Recently, the ABCloudz team migrated a customer’s database from Apache Cassandra to Amazon DynamoDB. As part of this project, we needed to run multiple tests to ensure perfect quality for our delivery. However, we faced a problem in setting up the test environment. Even though we were using AWS CloudFormation templates for the EC2 instances, it was taking over 30 minutes to set up the dev/test environment. In addition, our developers couldn’t run regression tests in parallel. So, we decided to leverage Docker to automate the environment setup.
In this blog post, we will share our experience using Docker to automate the setup of a NoSQL database migration dev/test environment.
Original problem
Initially, we needed several virtual machines to run both source and target database applications and execute regression tests. The whole process was cumbersome and time-consuming. In addition, our engineers spent approximately 30 minutes manually configuring each virtual machine. The image below illustrates the architecture of the original solution.Here is a summary of the key tasks that we needed to perform:
- Install the source Apache Cassandra database on one virtual machine.
- Create another VM to deploy a new Cassandra node and copy the source data there.
- Set up data replication from the source database to this temporary node.
- Set up another virtual machine after the data in the temporary node is ready for extraction.
- Install the data extraction agent and start it.
- During data extraction, create log files, directories, etc.
- Repeat steps 1 through 6 for the test environment.
As you can see, we needed to keep several virtual machines up and running on AWS. However, the load on these virtual machines was not stable. At this point, we needed to think about isolating processes to run different tests in parallel.
Creating a dev/test migration environment for Apache Cassandra to AWS using Docker
We created a Docker container with a local repository for the virtual machine we used to extract the Apache Cassandra source data. This container includes all required applications, such as an Apache Cassandra node, Java, SSH, SSHFS, etc. We also set up all necessary access settings. The image below shows the high-level architecture of the solution.When we run this container, it executes a script that sets up the environment and mounts the required Cassandra nodes. The entire process now takes no more than 1 second! Even more importantly, when we need to run the test again, we simply close the container and run it again. Now, different users can create several containers and use them simultaneously, with each container using various Cassandra nodes as needed.
Future plans
We successfully utilized the existing solution, and it fully met the project requirements. To further improve the process, we are working on the following enhancements:
- Create separate Docker images for different versions of Cassandra.

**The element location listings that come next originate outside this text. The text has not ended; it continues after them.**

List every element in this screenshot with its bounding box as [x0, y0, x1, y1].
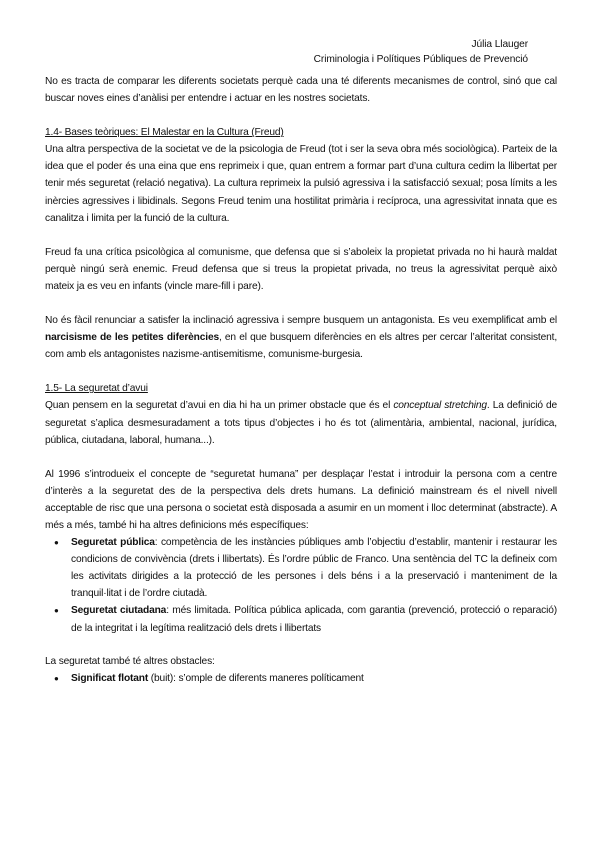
definition-text: : competència de les instàncies públiques amb l’objectiu d’establir, mantenir i restaurar les condicions de convivència (drets i llibertats). És l’ordre públic de Franco. Una sentència del TC la defineix com les activitats dirigides a la protecció de les persones i dels béns i a la preservació i manteniment de la tranquil·litat i de l’ordre ciutadà. [71, 537, 557, 600]
section-1-5-paragraph-2: Al 1996 s’introdueix el concepte de “seguretat humana” per desplaçar l’estat i introduir la persona com a centre d’interès a la seguretat des de la perspectiva dels drets humans. La definició mainstream és el nivell nivell acceptable de risc que una persona o societat està disposada a asumir en un moment i lloc determinat (abstracte). A més a més, també hi ha altres definicions més específiques: [45, 468, 557, 531]
definition-text: : més limitada. Política pública aplicada, com garantia (prevenció, protecció o reparació) de la integritat i la legítima realització dels drets i llibertats [71, 605, 557, 634]
paragraph-3-end: , en el que busquem diferències en els altres per cercar l’alteritat consistent, com amb els antagonistes nazisme-antisemitisme, comunisme-burgesia. [45, 332, 557, 361]
definition-term: Seguretat ciutadana [71, 605, 167, 617]
list-item [45, 670, 557, 687]
paragraph-1-end: . La definició de seguretat s’aplica desmesuradament a tots tipus d’objectes i ho és tot (alimentària, ambiental, nacional, jurídica, pública, ciutadana, laboral, humana...). [45, 400, 558, 446]
paragraph-1-start: Quan pensem en la seguretat d’avui en dia hi ha un primer obstacle que és el [45, 400, 394, 412]
obstacle-text: (buit): s’omple de diferents maneres políticament [148, 672, 364, 684]
section-1-5-paragraph-1 [45, 397, 557, 448]
narcisisme-bold-term: narcisisme de les petites diferències [45, 332, 219, 344]
bullet-icon: ● [54, 538, 59, 548]
header-author: Júlia Llauger [471, 39, 528, 50]
section-1-5-heading: 1.5- La seguretat d’avui [45, 383, 148, 395]
section-1-4-paragraph-2: Freud fa una crítica psicològica al comunisme, que defensa que si s’aboleix la propietat privada no hi haurà maldat perquè ningú serà enemic. Freud defensa que si treus la propietat privada, no treus la agressivitat perquè això mateix ja es veu en infants (vincle mare-fill i pare). [45, 246, 557, 292]
definitions-list [45, 534, 557, 637]
intro-paragraph: No es tracta de comparar les diferents societats perquè cada una té diferents mecanismes de control, sinó que cal buscar noves eines d’anàlisi per entendre i actuar en les nostres societats. [45, 76, 557, 105]
paragraph-3-start: No és fàcil renunciar a satisfer la inclinació agressiva i sempre busquem un antagonista. Es veu exemplificat amb el [45, 315, 557, 327]
obstacle-term: Significat flotant [71, 672, 149, 684]
header-course: Criminologia i Polítiques Públiques de Prevenció [313, 54, 528, 65]
definition-term: Seguretat pública [71, 537, 155, 549]
conceptual-stretching-term: conceptual stretching [393, 400, 487, 412]
list-item [45, 534, 557, 602]
section-1-4-paragraph-3 [45, 312, 557, 363]
document-body [45, 73, 557, 687]
obstacles-list [45, 670, 557, 687]
page-header [314, 37, 528, 67]
list-item [45, 602, 557, 636]
bullet-icon: ● [54, 606, 59, 616]
bullet-icon: ● [54, 673, 59, 683]
section-1-4-heading: 1.4- Bases teòriques: El Malestar en la Cultura (Freud) [45, 127, 284, 139]
section-1-4-paragraph-1: Una altra perspectiva de la societat ve de la psicologia de Freud (tot i ser la seva obra més sociològica). Parteix de la idea que el poder és una eina que ens reprimeix i que, quan entrem a formar part d’una cultura cedim la llibertat per tenir més seguretat (relació negativa). La cultura reprimeix la pulsió agressiva i la satisfacció sexual; posa límits a les inèrcies agressives i libidinals. Segons Freud tenim una hostilitat primària i recíproca, una agressivitat innata que es canalitza i limita per la funció de la cultura. [45, 144, 557, 224]
obstacles-intro: La seguretat també té altres obstacles: [45, 655, 215, 667]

This will decrease the risk of accidental data changes during test runs.
- Create Docker images for various agents that can start working automatically when needed, on request. This will allow several developers to work in parallel with the same Cassandra data center without interference.

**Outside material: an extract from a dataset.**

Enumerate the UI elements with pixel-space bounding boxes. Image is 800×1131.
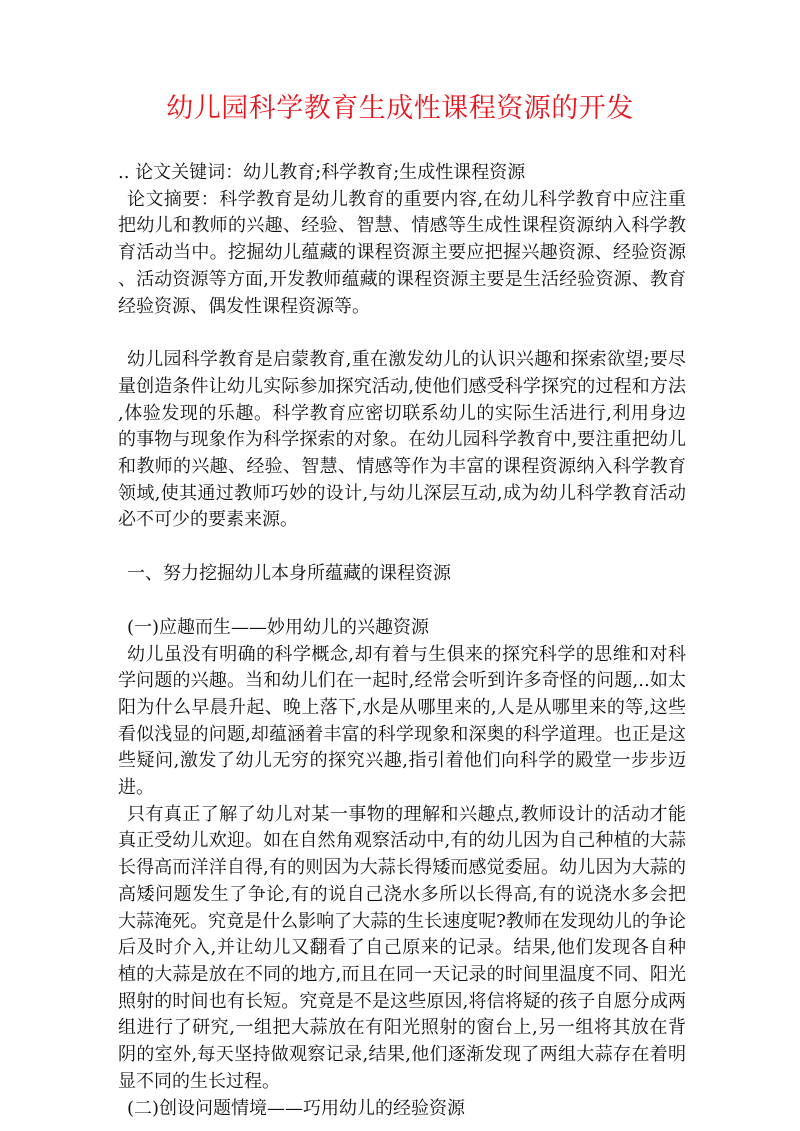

Test automation with Docker
This is how Docker helped us build an efficient test automation process. However, you can also use Docker for a variety of other tasks. For instance, Docker can help minimize the usage of system resources, and you won’t need to maintain multiple versions of operating systems. Docker simplifies and speeds up the development and testing processes.
Docker has become one of the most essential tools for any developer. It’s hard to overstate its importance. We can compare the benefits of this revolutionary container service to those of Git. If you haven’t used Docker yet, now is the right time to give it a try.